Business Clinic: Where do we stand on IHT with let farm?

Whether it’s a legal, tax, finance or management question, Farmers Weekly’s expert panel can help.

Here Kate Bell, a partner in accountant Albert Goodman’s farms and estates team, sets out the inheritance tax issues involving a let farm and a small owner-occupied farming enterprise, which is farmed in partnership.  

See also: Business Clinic: advice on farming company profit forecasting


Q: How would I fare personally with regard to inheritance tax (IHT), having let 140 acres of my 150-acre livestock farm since 2007 on an FBT, currently to the third tenant.

The farm has a large, thatched, Grade II listed five-bedroom house and all modern buildings. There is also a three-bedroom self-contained annexe, let separately on an assured shorthold tenancy (AST).

I kept back about 10 acres and actively keep a few cattle in a field adjacent to our modern four-bedroom house, which overlooks the farm buildings and farmhouse. I have an active farming partnership with my wife.

The estimated value of the farm is £2.5m and there could be added value, for example a potential building site or two as the land borders a village.

We also own a four-bedroom property in a nearby town which we rent out and we have substantial savings in various interest-earning accounts. 

Can you suggest the main factors to lessen IHT and any other impacts on us. As the farm has been let on an FBT, will I be able to claim the full tax relief on the farm and farmhouse? 

A: Agricultural property relief (APR) can be available on farmhouses occupied by the working farmer where the property is of a character appropriate to the farming activity.

HMRC will assess the house in relation to the land farmed in-hand – in other words, the modern farmhouse with 10 acres, rather than the total 150 acres owned.

House character test

Given the relatively small acreage retained, the property could be considered excessive for the level of farming, in which case APR may be denied or restricted to its agricultural value.

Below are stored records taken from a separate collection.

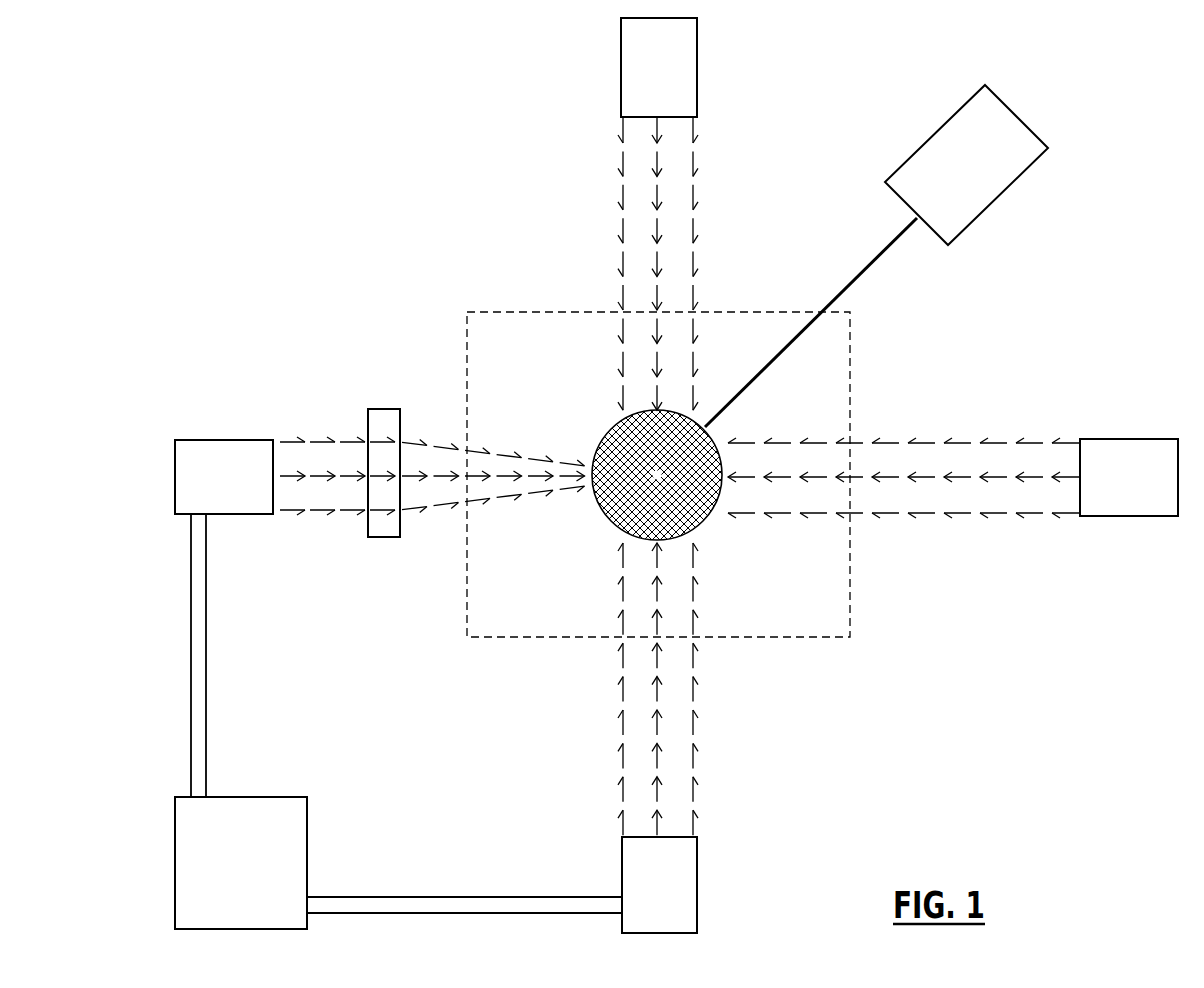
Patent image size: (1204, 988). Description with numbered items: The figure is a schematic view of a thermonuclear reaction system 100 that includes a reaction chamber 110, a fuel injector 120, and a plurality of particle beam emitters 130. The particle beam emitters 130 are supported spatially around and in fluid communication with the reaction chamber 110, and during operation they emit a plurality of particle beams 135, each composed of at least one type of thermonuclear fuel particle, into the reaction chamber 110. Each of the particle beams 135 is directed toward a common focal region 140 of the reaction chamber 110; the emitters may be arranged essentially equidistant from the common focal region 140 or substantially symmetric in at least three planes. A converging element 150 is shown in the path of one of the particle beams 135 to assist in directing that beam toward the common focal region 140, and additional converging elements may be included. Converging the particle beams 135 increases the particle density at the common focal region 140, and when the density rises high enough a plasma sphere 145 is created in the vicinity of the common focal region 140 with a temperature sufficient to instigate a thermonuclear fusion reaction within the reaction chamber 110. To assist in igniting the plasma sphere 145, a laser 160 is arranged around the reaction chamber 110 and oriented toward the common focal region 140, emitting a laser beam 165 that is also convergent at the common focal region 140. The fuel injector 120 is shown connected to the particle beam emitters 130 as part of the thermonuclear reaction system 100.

The thermonuclear reaction system 100 is at (330, 125).
The reaction chamber 110 is at (786, 630).
The fuel injector 120 is at (213, 885).
The particle beam emitters 130 is at (635, 77).
The particle beams 135 is at (700, 272).
The common focal region 140 is at (708, 518).
The plasma sphere 145 is at (595, 512).
The converging elements 150 is at (380, 538).
The lasers 160 is at (946, 175).
The laser beams 165 is at (863, 278).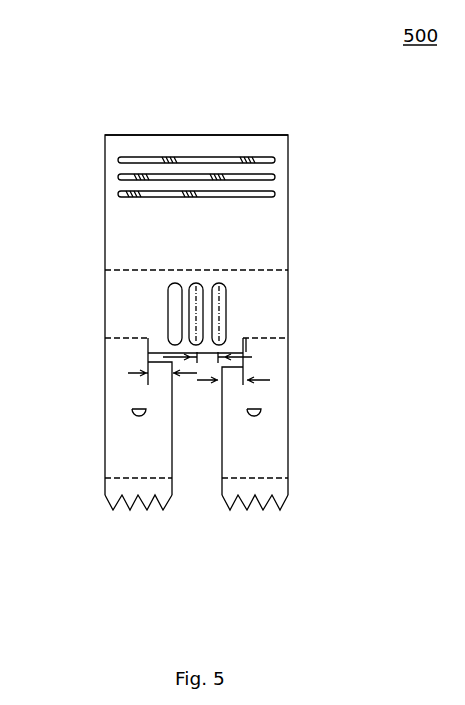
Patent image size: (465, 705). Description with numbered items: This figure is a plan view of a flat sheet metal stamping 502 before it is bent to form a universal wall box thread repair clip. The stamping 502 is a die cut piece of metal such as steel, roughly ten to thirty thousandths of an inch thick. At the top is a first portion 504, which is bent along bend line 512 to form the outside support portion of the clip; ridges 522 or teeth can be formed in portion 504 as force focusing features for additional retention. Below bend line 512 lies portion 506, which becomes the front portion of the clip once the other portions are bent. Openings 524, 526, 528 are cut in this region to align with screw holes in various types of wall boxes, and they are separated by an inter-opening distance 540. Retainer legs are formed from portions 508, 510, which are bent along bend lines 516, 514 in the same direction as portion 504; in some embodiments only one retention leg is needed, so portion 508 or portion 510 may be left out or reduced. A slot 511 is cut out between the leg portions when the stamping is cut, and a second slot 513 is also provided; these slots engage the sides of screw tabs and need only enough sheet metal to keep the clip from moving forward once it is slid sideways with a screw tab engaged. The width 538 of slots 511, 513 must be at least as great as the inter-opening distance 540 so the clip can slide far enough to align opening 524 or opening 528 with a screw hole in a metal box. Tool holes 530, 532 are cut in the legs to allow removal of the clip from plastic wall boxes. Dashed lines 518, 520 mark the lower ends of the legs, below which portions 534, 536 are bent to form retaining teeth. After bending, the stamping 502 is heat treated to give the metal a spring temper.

The sheet metal stamping 502 is at (291, 190).
The first portion 504 is at (105, 168).
The front portion 506 is at (105, 290).
The retainer leg portion 508 is at (105, 365).
The retainer leg portion 510 is at (288, 372).
The slot 511 is at (140, 355).
The bend line 512 is at (272, 270).
The slot 513 is at (247, 363).
The bend line 514 is at (273, 337).
The bend line 516 is at (128, 337).
The first leg lower boundary 518 is at (118, 478).
The second leg lower boundary 520 is at (275, 478).
The ridges 522 is at (153, 158).
The opening 524 is at (170, 290).
The opening 526 is at (205, 283).
The opening 528 is at (230, 298).
The tool hole 530 is at (130, 413).
The tool hole 532 is at (262, 412).
The teeth portion 534 is at (112, 508).
The teeth portion 536 is at (278, 508).
The slot width 538 is at (128, 373).
The inter-opening distance 540 is at (242, 335).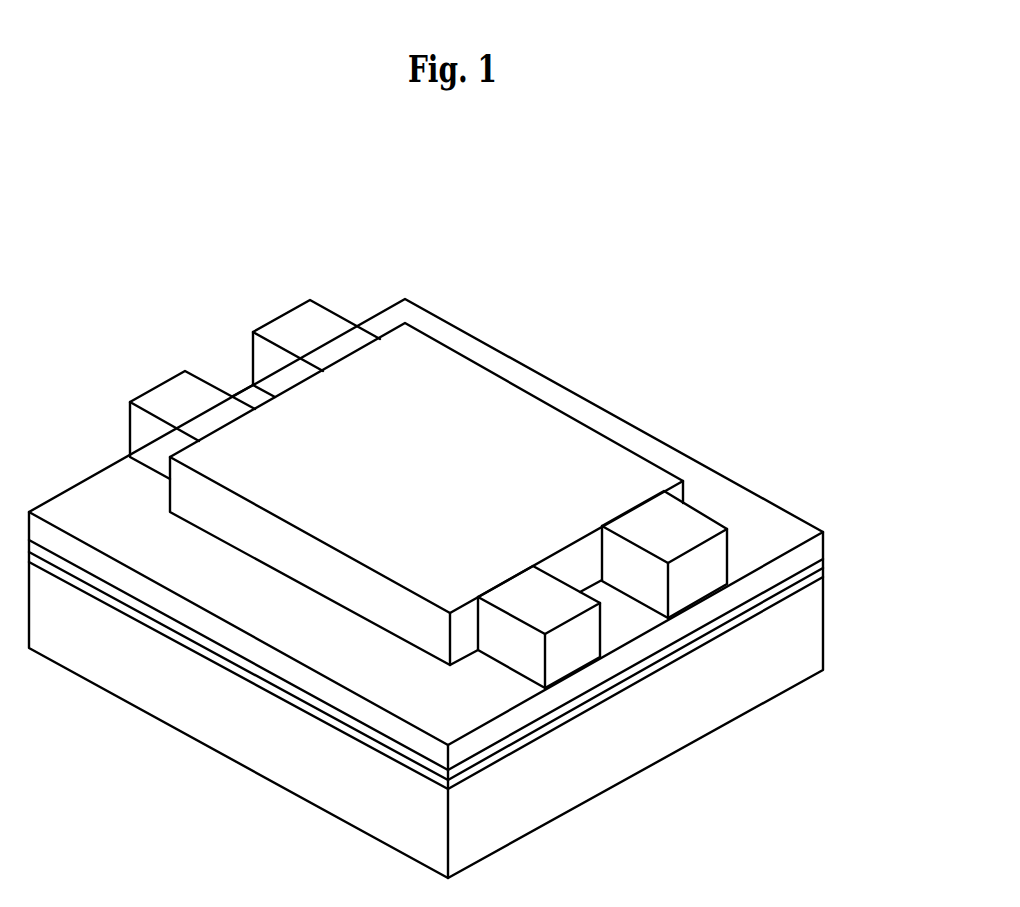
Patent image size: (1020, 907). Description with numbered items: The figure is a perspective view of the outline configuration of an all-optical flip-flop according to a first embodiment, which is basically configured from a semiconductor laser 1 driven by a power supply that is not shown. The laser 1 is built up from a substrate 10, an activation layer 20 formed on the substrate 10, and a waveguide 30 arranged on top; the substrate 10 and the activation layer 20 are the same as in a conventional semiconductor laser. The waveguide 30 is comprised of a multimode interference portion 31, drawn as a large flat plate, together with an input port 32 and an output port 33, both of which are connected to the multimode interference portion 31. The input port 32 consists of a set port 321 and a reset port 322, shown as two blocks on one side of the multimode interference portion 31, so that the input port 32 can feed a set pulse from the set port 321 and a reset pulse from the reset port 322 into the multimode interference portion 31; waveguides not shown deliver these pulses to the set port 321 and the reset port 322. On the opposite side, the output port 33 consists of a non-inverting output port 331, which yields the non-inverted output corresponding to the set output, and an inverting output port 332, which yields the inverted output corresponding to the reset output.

The semiconductor laser 1 is at (625, 319).
The substrate 10 is at (815, 640).
The activation layer 20 is at (825, 565).
The waveguide 30 is at (655, 454).
The multimode interference portion 31 is at (415, 347).
The input port 32 is at (220, 225).
The set port 321 is at (280, 322).
The reset port 322 is at (167, 390).
The output port 33 is at (790, 770).
The non-inverting output port 331 is at (575, 650).
The inverting output port 332 is at (690, 585).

This test would also be applicable to the Grade II listed farmhouse which, if occupied by the working farmer and let with the 140 acres and farm buildings, may qualify if it is deemed character-appropriate.

Unfortunately, it is hard to say without seeing the properties and level of farming activity.

You should also note that, depending on the ownership of assets and the terms of your wills, you may not qualify for the additional £175,000 each residence nil rate band if your estate/the estate of the second spouse exceeds £2m.

However, with appropriate structuring and ownership between spouses, it may be possible to preserve some or all this relief, which could save up to £140,000 of IHT.

The 10 acres should qualify for APR on their agricultural value.

If these assets are partnership property and the partnership is mainly trading, they should also qualify for business property relief (BPR) at 100% of open market value.

If the annexe is used within your business (income used by the business), it may also qualify for BPR under the Balfour principles, provided the overall business is mainly trading when considering turnover, profits, capital employed, time spent and the overall nature of the business.

BPR could be 100% or 50% depending on whether it is a partnership asset.

Importance of business status

BPR is also the relief required to cover any live or deadstock, plant and machinery, and other trading assets within the business such as investments/cash needed for future business use, and so the “mainly trading” status is key to the IHT planning of the business.

If the partnership were deemed on balance to be a property investment partnership (as opposed to a trading partnership) BPR would be lost altogether, bringing with it other tax implications.  

As such, if the annexe is used within the business but risks tipping the balance of the whole away from mainly trading, consideration should perhaps be given to removing this rental income from the partnership.

If the annexe is completely separate to the business it will not qualify for any relief and, therefore, along with cash and investment balances, will be subject to IHT at 40% after using your nil rate bands (£325,000 each) either on death or by lifetime gifts within the previous seven years (or where a gift with reservation of benefit applies).

APR on let farm

The 140 acres and farm buildings let under FBT since 2007 (and potentially the farmhouse) should qualify for 100% APR, but not BPR. Relief will therefore be limited to agricultural value only, meaning any development or “hope” value would remain exposed to IHT at 40%.

As such, if the potential building sites are within this 140 acres, relief on the hope value will not be available.

Finally, IHT on cash and investments is payable within six months of death. Any IHT due on non-relievable property (such as the AST let property) can be paid by instalments over 10 years, although interest will apply.

IHT on APR/BPR qualifying property that exceeds the relevant allowances can also be paid by instalments over 10 years, generally interest-free.

When considering your IHT position it is essential to look at your situation as a whole including asset ownership, whether assets are part of a partnership, the partnership’s trading status and, most importantly, whether the farmhouses are of a character appropriate.

There are no guarantees regarding APR on farmhouses, as each case is judged on its own merit by HMRC.